History recedes to vague outlines of a teacher's face

before a chalkboard in a stuffy classroom
where we doodled margins of textbooks

with superheroes and dragons, ink hearts
inscribing hopeless infatuations.

We don't recall specific lessons, just
the constant reminder to pay attention.

Outside wildflowers swallow fields
where we once sprawled, imaginations

sharp as pitchforks, carving fauns
and centaurs from clouds, demigods

whose names have long since vanished
into gray matter. Yet something tickles

in the backs of brains as news feeds stream
across our phones. The president's hair flops

as he screams about division and subtraction,
making us great by kicking them out,

brick stacked on xenophobic brick until a wall
looms so large that even memory is repelled.

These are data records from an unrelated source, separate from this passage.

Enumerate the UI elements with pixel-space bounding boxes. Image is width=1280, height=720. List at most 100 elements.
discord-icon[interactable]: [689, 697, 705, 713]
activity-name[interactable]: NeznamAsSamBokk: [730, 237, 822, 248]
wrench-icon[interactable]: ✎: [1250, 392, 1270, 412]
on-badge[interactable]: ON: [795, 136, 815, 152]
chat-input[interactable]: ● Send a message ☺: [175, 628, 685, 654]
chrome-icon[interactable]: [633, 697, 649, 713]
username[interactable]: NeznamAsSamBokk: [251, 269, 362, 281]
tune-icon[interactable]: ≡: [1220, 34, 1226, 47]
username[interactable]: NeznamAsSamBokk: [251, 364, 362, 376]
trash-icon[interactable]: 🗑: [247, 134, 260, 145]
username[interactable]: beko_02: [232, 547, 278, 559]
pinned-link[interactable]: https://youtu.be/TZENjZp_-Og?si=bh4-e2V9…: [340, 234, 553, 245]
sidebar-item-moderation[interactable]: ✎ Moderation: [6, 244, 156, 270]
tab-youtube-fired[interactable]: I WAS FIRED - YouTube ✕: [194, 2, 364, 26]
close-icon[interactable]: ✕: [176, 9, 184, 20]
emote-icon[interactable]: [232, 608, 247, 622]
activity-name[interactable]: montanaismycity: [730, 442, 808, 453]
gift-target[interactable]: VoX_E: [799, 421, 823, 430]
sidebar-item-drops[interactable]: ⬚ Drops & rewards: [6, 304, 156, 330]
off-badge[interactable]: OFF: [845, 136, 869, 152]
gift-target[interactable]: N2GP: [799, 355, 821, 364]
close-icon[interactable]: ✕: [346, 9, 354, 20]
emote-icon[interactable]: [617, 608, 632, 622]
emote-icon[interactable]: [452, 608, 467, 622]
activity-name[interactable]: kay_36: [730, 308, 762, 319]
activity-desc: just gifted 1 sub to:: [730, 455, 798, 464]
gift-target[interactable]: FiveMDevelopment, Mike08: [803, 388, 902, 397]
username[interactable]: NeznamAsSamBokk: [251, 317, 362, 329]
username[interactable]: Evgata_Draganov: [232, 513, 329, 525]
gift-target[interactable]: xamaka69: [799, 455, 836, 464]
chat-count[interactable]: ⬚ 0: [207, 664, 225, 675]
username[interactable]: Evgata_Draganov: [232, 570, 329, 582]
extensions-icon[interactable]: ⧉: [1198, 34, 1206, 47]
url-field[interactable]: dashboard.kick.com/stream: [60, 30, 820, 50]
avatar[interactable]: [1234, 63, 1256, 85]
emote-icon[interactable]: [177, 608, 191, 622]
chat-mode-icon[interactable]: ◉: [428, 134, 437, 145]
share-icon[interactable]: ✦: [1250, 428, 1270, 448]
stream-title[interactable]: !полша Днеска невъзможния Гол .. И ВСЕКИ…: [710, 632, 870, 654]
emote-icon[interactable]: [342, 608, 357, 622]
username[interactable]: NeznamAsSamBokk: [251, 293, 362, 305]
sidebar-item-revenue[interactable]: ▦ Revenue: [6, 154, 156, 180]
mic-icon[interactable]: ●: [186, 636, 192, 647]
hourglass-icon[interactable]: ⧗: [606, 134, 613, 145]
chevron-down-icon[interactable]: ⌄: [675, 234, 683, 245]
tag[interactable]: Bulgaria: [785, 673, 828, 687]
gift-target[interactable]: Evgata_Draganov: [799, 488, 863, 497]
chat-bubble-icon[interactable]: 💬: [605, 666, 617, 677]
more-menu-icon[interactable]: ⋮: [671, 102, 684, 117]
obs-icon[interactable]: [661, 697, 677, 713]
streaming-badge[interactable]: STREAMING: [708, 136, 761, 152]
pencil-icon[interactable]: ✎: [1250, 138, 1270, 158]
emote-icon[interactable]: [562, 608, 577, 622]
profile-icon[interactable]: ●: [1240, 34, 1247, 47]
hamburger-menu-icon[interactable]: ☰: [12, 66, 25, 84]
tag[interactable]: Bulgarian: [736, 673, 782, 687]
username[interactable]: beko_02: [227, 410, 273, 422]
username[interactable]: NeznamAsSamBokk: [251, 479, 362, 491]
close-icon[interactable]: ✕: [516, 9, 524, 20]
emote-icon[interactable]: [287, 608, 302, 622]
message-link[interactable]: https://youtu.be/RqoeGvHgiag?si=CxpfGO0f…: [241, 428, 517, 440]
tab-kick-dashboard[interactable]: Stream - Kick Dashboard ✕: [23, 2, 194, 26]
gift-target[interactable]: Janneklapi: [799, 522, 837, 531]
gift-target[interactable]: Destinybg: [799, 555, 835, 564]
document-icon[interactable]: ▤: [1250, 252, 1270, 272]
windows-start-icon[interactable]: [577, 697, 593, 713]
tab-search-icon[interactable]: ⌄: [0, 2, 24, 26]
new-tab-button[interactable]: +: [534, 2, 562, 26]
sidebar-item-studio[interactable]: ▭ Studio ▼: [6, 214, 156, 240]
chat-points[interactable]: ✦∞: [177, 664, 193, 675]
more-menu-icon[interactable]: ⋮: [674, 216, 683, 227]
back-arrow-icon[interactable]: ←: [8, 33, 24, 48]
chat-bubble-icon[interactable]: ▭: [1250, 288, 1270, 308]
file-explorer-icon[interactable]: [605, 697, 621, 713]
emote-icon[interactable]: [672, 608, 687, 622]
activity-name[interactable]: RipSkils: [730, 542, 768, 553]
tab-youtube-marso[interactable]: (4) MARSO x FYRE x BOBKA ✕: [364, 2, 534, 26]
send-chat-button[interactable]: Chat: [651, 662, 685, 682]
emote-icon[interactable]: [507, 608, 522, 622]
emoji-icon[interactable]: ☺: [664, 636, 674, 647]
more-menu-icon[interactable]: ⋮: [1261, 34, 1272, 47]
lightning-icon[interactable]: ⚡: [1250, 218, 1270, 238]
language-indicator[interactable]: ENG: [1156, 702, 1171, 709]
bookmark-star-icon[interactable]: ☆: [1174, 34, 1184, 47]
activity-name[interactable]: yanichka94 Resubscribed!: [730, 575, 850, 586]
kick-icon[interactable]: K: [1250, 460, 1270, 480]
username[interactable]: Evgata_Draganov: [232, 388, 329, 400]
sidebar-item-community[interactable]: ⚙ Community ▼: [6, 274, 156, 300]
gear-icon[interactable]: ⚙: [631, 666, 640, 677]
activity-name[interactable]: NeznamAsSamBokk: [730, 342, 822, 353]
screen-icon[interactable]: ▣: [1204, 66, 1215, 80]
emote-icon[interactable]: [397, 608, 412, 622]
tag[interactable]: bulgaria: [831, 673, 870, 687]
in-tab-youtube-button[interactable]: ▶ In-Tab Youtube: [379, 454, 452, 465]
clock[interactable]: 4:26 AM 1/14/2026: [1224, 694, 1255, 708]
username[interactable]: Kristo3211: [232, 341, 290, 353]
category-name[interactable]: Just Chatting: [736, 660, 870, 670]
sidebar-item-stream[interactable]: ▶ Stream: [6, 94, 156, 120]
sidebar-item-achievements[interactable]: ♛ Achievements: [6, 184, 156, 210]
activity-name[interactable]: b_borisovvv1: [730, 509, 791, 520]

It's not until his arm jerks outright in triumph,
the saluting palm flat like a blade,

that the subconscious tickle coalesces
into images of goose-stepping boots,

dive-bombing stukas, blitzkrieging tanks.
We're curious how one man's rise to power

could wreak such destruction, such horror,
but faster than our thumbing ignorance,

Loki appends Wikipedia entries, skews
search engines to divert our queries

with beckoning autocompletes that send us
from one titillating amusement to the next,

circumventing walled-off camps with ovens
and the ever present smell of burning flesh.

     Bill Glose


What If


The flat pop pop pop echoed in the predawn darkness of a
New York street

The healthcare insurance CEO fell from the marked bullets
of a 9mm ghost gun

He died as certainly dead as those denied critical care because
of his corporate policies

And we cheered, first for self preservation for healthcare when our families need it

The gun's bullets were scratched with the words deny, delay, disrupt

Some of us cheered for our hatred of unnecessary pain and death and those who cause it

Some of us cheered for accountability for a system designed
to take everything we have to get critical care

And some of us cheered for our private ache for vengeance

It is how a violent world works where death matters only when those dying are rich and powerful

It is what happens when a match is scratched starting a fire in the trash

There's no obligation to judge Luigi Mangione's action

It stands as what it is: one of the inevitable reactions of people who refuse to be abused
By those who suck the blood and life of our lives, hearts and spirits

But there is another way

We are weakest when we act alone

What if we decide to act with the strength of one another

To begin where we live and work not waiting for anyone
to tell us what or how to do it

What if we learn that the life of child is worth more than
every fortune in the world?

What if we decide to change what we can no longer abide

Not waiting for elections and politicians but starting right now

To give the gift of a free and just country to those who follow us

It all begins with conversation as matter of fact as the weather

Or a question

Why do we let corporations run our lives?